I have a modular application which by nature means that some or all parts are enabled or disabled at any one time, and new ones can be added or removed at any time.
Looking at the Solr documentation, everything about datasources appears to be in XML files buried away in the Solr directories.
I have yet to find an obvious way of adding to that index programmatically (without say modifying those original files). I need to be able to configure Solr to look for data sources in my enabled modules.

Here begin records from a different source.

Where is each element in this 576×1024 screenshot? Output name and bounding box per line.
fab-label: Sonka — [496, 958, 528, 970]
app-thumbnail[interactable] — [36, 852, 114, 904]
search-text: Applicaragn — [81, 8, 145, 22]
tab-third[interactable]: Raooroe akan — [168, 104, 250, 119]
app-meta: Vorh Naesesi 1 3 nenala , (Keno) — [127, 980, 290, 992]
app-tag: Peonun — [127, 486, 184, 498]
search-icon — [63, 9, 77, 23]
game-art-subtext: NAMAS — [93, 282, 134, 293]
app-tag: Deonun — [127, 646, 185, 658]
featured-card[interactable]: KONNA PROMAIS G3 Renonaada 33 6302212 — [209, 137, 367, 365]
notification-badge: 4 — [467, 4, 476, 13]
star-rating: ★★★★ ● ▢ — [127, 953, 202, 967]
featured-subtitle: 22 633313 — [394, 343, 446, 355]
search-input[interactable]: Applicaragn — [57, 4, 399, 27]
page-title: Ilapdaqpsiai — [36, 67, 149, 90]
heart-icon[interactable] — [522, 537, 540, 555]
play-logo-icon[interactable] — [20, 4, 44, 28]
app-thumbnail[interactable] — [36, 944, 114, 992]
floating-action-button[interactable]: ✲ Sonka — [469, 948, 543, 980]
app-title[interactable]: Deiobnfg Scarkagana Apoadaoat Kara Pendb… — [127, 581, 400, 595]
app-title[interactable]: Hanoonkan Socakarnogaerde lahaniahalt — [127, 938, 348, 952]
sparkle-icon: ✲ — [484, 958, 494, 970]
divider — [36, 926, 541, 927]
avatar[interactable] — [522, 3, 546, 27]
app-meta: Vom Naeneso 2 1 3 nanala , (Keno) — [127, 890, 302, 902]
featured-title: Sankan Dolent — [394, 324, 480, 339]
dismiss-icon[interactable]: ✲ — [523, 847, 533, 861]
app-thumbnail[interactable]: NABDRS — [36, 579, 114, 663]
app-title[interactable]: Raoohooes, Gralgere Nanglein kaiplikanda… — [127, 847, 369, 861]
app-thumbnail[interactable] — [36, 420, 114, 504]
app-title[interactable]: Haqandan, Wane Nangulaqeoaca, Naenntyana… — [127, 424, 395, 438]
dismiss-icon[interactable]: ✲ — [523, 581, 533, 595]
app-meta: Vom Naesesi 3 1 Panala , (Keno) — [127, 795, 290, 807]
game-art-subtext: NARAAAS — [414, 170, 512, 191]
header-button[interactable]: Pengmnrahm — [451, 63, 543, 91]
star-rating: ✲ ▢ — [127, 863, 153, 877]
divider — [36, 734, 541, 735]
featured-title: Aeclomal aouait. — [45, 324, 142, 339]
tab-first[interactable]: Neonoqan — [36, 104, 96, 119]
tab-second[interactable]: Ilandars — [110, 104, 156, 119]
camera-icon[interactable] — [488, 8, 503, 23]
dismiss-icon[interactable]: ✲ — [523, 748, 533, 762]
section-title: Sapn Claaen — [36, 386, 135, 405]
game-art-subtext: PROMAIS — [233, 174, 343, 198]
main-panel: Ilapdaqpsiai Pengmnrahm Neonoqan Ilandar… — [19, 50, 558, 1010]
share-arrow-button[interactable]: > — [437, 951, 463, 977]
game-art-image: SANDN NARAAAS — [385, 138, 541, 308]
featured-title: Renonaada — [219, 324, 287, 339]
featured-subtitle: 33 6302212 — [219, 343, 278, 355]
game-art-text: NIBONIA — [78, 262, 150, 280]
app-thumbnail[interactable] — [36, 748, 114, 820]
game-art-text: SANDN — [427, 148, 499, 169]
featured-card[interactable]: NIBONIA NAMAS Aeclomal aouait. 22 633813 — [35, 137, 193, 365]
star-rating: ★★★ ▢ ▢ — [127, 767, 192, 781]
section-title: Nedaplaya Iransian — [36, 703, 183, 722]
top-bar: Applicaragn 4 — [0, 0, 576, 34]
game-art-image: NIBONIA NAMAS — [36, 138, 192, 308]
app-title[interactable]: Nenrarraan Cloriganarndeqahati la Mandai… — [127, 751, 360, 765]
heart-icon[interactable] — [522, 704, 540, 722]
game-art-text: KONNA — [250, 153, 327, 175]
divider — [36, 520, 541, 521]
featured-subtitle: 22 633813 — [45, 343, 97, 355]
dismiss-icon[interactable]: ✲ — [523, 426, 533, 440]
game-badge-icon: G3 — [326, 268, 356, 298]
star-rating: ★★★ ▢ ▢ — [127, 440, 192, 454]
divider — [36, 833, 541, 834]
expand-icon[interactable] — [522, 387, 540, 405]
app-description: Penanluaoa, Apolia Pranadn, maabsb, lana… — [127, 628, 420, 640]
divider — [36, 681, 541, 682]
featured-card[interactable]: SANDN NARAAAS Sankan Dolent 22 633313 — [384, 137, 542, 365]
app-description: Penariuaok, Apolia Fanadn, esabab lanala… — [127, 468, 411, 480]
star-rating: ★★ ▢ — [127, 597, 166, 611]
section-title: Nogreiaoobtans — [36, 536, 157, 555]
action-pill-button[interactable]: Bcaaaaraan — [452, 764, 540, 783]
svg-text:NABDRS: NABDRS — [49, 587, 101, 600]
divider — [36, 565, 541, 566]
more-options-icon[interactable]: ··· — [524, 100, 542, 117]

Presumably having it traverse my directory structure looking for them is not ideal so I'm guessing a sensible option would be somehow to point solr at say a .php file (or any other script) which would return a single formatted XML file containing the data sources for each module. I guess to do this I would do something similar to the below?
solr-config.xml
<requestHandler name="/dataimport" class="org.apache.solr.handler.dataimport.DataImportHandler">
<lst name="defaults">
<str name="config">/var/www/site.com/data-config.php</str>
</lst>
</requestHandler>
data-config.xml - and create 1-n documents programmatically, pulled from each module
<dataSource type="JdbcDataSource" driver="com.mysql.jdbc.Driver" url="jdbc:mysql://localhost:3306/collection" user="root" password="***" batchSize="1" />
<document name="module_name">
<entity name="module_entity" query="SELECT * FROM module_table">
<field column="id" name="id" />
<field column="name" name="name" />
<field column="age" name="age" />
<field column="description" name="description" />
</entity>
</document>
</dataConfig>
I'm assuming this way will work, I'll be trying it tomorrow when I'm back at a suitable computer, but in the mean time I thought I'd ask if there was a better way which I'd overlooked?
Edit: Someone has pointed out to me that pointing it at a PHP script will just read the file, not execute it and therefore not get valid XML back. Therefore a more suitable way would be to have a cronjob execute a script which builds an XML file?